Re: [html4all] the alt attribute debate from Henri Sivonen on 2007-09-26 (www-archive@w3.org from September 2007)

From: Henri Sivonen <hsivonen@iki.fi>
Date: Wed, 26 Sep 2007 09:32:20 +0300
To: Steven Faulkner <faulkner.steve@gmail.com>
Cc: "advocate group" <list@html4all.org>, "John Foliot - WATS. ca" <foliot@wats.ca>, "Anne van Kesteren" <annevk@opera.com>, www-archive@w3.org
Message-Id: <E2F84572-888B-42C6-987B-7133A1E06C9B@iki.fi>

Hi,

On Sep 25, 2007, at 18:35, Steven Faulkner wrote:

> >Those who add a bogus alt for validation are a subset of people who
> >include a bogus alt.
>
> and what size is this subset (who knows)

Presumably the population whose behavior is swayed by what is deemed  
valid (i.e. syntactically correct) is significant enough for the  
html4all group to be concerned about what validity says about the alt  
attribute.

> why not develop a validator that looks for and fails the page if it  
> has bogus alt?

Because it only leads to an arms race-like escalation that makes more  
junk to be served to users.

If I make the validator check that each image has an alt text that is  
longer than the empty string, those generators that do not have an  
alternative text available, will be programmed to emit a bogus string  
that is at least one character long.

If I make the validator check that each image has an alt text that is  
longer than on character, those generators that do not have an  
alternative text available, will be programmed to emit a bogus string  
that is at least two characters long.

And so on. (The point stays the same if you substitute another  
heuristic for the length test.)

This is not only an issue with alt.

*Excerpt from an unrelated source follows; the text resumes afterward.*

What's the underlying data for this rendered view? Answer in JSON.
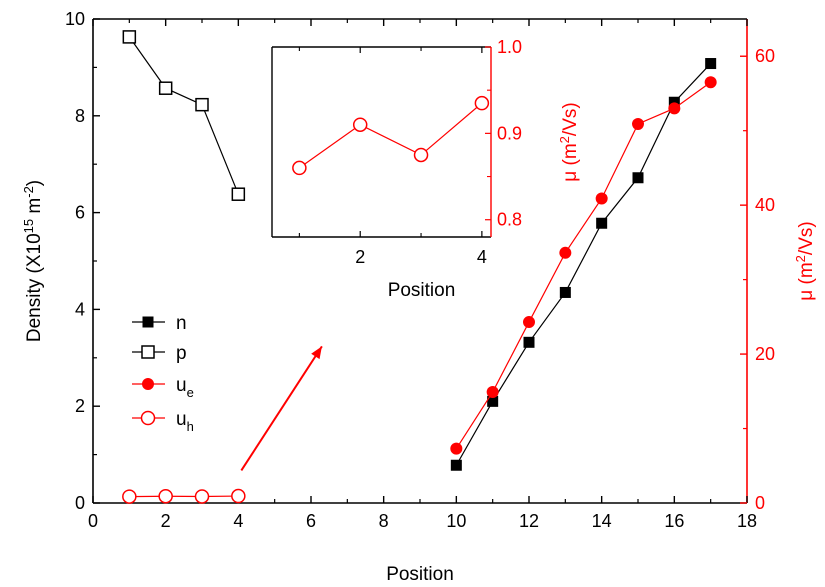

There's non-alt precedent to this  
kind of behavior. When HTML 4 said that paragraphs must not be empty,  
people who saw value in emitting qualitatively empty paragraphs  
started putting a no-break space in paragraphs that were  
qualitatively empty. To address this, Hixie went ahead and defined a  
concept of Significant Inline content to make a single no-break space  
invalid in HTML5. Will that make people no longer see value in empty  
paragraphs. My bet is on "No". They'll just generate something that  
fools the new test. I've suggested Hixie that instead of trying to  
outsmart people who want to do "bad" empty paragraph we stop the  
escalation instead.

When HTML 4.01 Strict banned target='', it didn't make people not to  
want to open links in new windows any longer. Instead, it begat this:
http://www.alistapart.com/articles/popuplinks

Moral of the story: You can't use the concept of validity to stop  
people from achieving the results they want. They just figure out a  
way to do it in a less detectable way which means browsers have a  
harder time offering counter-measures to the users.

> using heauristics, that shouldn't be so hard should it?

Heuristics work when the uncooperative data sources are indifferent  
to the heuristics (that is, they don't actively try to fool the  
heuristic). This, presumably, would be the case if alt-related  
reasonable heuristics were deployed in AT. The heuristic of reading  
the URI is so bad a heuristic that you have effectively been arguing  
that authors defeat that particular heuristic.

Heuristics don't work when the uncooperative data sources are  
actively hostile to the heuristic (i.e. try to fool it) *and* they  
know what the heuristic is so that they *can* fool it. This is why  
search engines keep their anti-SEO spam heuristics secret and complex  
enough to be resilient to black-box reverse engineering.

Precedent suggests that in the case of validators, people will seek  
to fool them if the concept of validity stands in the way of the  
results they want and they have a requirement (for whatever reason)  
to be valid.

Now I'm going to shortly follow up to John Foliot's email and then  
excuse myself and write some validator software instead of talking  
about it.

-- 
Henri Sivonen
hsivonen@iki.fi
http://hsivonen.iki.fi/

Received on Wednesday, 26 September 2007 06:32:41 UTC